## Poll

No votes (0%) | |||

2 votes (13.33%) | |||

2 votes (13.33%) | |||

1 vote (6.66%) | |||

No votes (0%) | |||

3 votes (20%) | |||

No votes (0%) | |||

9 votes (60%) | |||

5 votes (33.33%) | |||

5 votes (33.33%) |

**15 members have voted**

All three are at work, but you have no idea when each started or where they are in their rotations. You arrive and plop down at a River Dragons machine, because the large jackpot is over $4,950. What is the probability each one of them arrives to you first to offer a nice libation?

Like last time, I'd like to ask Don to give this a 24-hour waiting period to give someone else a chance. As usual, please put answers and solutions in spoiler tags.

The question for the poll is what is the probability Amy is first?

Since I ‘assume’ that one of the poll choices is the correct answer, using no math, I picked 1/2 simply because it feels right... at least from the options provided.

For what it’s worth, I used the same type of picking an answer on many of my SAT questions. I did rather well.

The sine waves don't completely repeat until 105 minutes, but there will be co-visits to the same machine at 15 minute, 21 minute, and 35 minute intervals. You could have sat down anywhere within that time frame. So am I looking for times that end with co-visits, or only solo visits? If co-visits count, do I give Amy full credit, or 1/2 credit?

Edit: I am assuming they all clock in at hour 0 and leave the cocktail station at the same time.

Quote:beachbumbabsHow are you counting Amy arriving at the same time as one of the others? Is Amy there first, though tied, or does that disqualify that visit/round from her?

Time is divided into infinitely small units, so ties are not an issue. Much like the probability of picking pi from from the uniform distribution from 0 to 10 -- the probability of a tie is zero -- but it could happen.

p.s. Just so it's clear, let's assume the River Dragons machine is just a point on the floor.

Quote:WizardTime is divided into infinitely small units, so ties are not an issue. Much like the probability of picking pi from from the uniform distribution from 0 to 10 -- the probability of a tie is zero -- but it could happen.

Please see the spoiler I added as you were responding. I'm calculating in whole minutes.

Quote:beachbumbabsPlease see the spoiler I added as you were responding. I'm calculating in whole minutes.

Again, there can be no ties, so your answer is to a different question.

To help visualize it, assume the casino is like a big circle and you are at a random point on it. The three waitresses are like clock hands. What is the probability the clock hand that makes a 3-minute revolution reaches your point first?

Quote:WizardAgain, there can be no ties, so your answer is to a different question.

To help visualize it, assume the casino is like a big circle and you are at a random point on it. The three waitresses are like clock hands. What is the probability the clock hand that makes a 3-minute revolution reaches your point first?

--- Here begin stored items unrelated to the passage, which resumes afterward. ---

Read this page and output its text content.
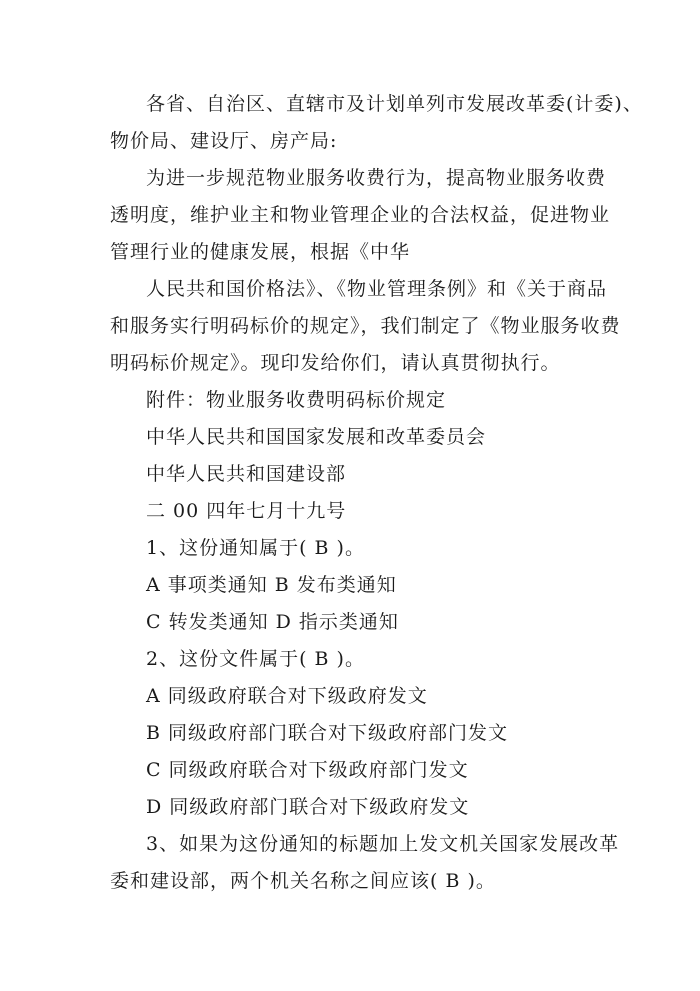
各省、自治区、直辖市及计划单列市发展改革委(计委)、
物价局、建设厅、房产局:
为进一步规范物业服务收费行为，提高物业服务收费
透明度，维护业主和物业管理企业的合法权益，促进物业
管理行业的健康发展，根据《中华
人民共和国价格法》、《物业管理条例》和《关于商品
和服务实行明码标价的规定》，我们制定了《物业服务收费
明码标价规定》。现印发给你们，请认真贯彻执行。
附件：物业服务收费明码标价规定
中华人民共和国国家发展和改革委员会
中华人民共和国建设部
二 00 四年七月十九号
1、这份通知属于( B )。
A 事项类通知 B 发布类通知
C 转发类通知 D 指示类通知
2、这份文件属于( B )。
A 同级政府联合对下级政府发文
B 同级政府部门联合对下级政府部门发文
C 同级政府联合对下级政府部门发文
D 同级政府部门联合对下级政府发文
3、如果为这份通知的标题加上发文机关国家发展改革
委和建设部，两个机关名称之间应该( B )。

I think the clock analogy is a good one for demonstrating there CAN be ties. The minute hand and the hour hand will be tied 12 times in 12 hours. The minute hand and second hand will be tied every just-over-a-minute. As will the second hand and the hour hand. And all 3 will be together 12 times in every 12 hours. What if I'm seated at exactly 12 on your clock face?

First stab with simple math... Might come back and check later.

We split into 4 cases. 1st Case - all 3 waitresses are coming in 3 minutes. 2nd Case - 1st and second waitress are coming in 3 minutes. 3rd Case - 1st and 3rd waitress are coming in 3 minutes. 4th Case - only 1st waitress is coming in 3 minutes. Since waitresses coming in 3 minutes all have the same probability of showing up first, this leads to probabilities of 1/3, 1/2, 1/2, and 1. Then, we calculate the probabilities of each case. 1st - (3/5)(3/7) = 9/35, 2nd - (3/5)(4/7) = 12/35, 3rd - (2/5)(3/7) = 6/35, 4th - (2/5)(4/7) = 8/35. Summing up, we get 3/35 + 6/35 + 3/35 + 8/35 = 20/35 = 4/7.

I guess I only did Amy... The same cases can give the probabilities for the other two. Betty can win in case 1 and 2, yielding 3/35+6/35 = 9/35. Cathy can win in case 1 and 3 yielding 3/35 + 3/35 = 6/35. The total probability is 4/7 + 9/35 + 6/35 = 35/35, so that checks out at least.

For every 1 revolution for Amy, Betty only gets 21/35ths of the way around, and Cathy only 15/35ths. At best, the two slowpokes would cover 1 and 1/35ths of the stations every time Amy made a round, so 34 out of 35 times Amy will get there first.